O Departamento de Energia dos Estados Unidos comprometeu um empréstimo de 17,5 bilhões de dólares para apoiar dez novos reatores Westinghouse e fortalecer a cadeia de suprimentos doméstica de urânio. A iniciativa deveria impulsionar os ETFs de urânio, mas os fundos Global X Uranium ETF e VanEck Uranium and Nuclear ETF apresentaram desempenho abaixo do esperado.
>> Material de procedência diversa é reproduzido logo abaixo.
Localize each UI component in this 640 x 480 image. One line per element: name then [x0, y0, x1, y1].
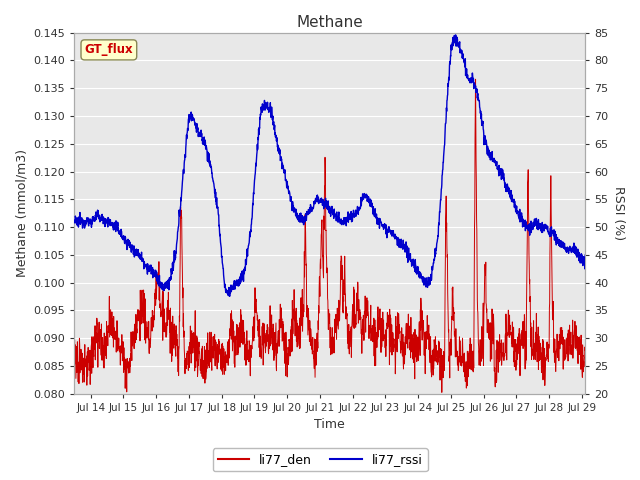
X-axis label: Time: Time [314, 419, 345, 432]
Text: GT_flux: GT_flux [84, 43, 133, 56]
Legend: li77_den, li77_rssi: li77_den, li77_rssi [212, 448, 428, 471]
Y-axis label: Methane (mmol/m3): Methane (mmol/m3) [15, 149, 28, 277]
Title: Methane: Methane [296, 15, 363, 30]
Y-axis label: RSSI (%): RSSI (%) [612, 186, 625, 240]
O programa do Departamento de Energia foca em peças que constroem e abastecem os reatores, como mineradoras, enriquecedores e fabricantes de combustível. O VanEck Uranium and Nuclear ETF (NLR) possui grandes participações em produtores de energia nuclear, o que o torna um ETF nuclear, mas não puramente de cadeia de suprimentos. Já o Global X Uranium ETF (URA) se aproxima mais da cadeia, embora apresente risco de concentração, com a Cameco detendo 22,18% do fundo.
O Sprott Uranium Miners ETF (URNM) representa uma exposição mais direta ao que o governo financia. O fundo detém 82,37% em ações de urânio e 17,63% em urânio físico. Essa exposição física permite que os preços de urânio alimentem o valor líquido sem depender de relatórios trimestrais de mineradoras. Por isso, o URNM subiu 15,5% no último ano, superando os demais.
Apesar de ser mais puro em relação ao financiamento governamental, o URNM tem custos operacionais maiores e menor base de ativos, sendo mais volátil. Investidores podem optar por realocar parcialmente ou direcionar novos aportes para o URNM, evitando a realização de ganhos de capital em fundos como o URA.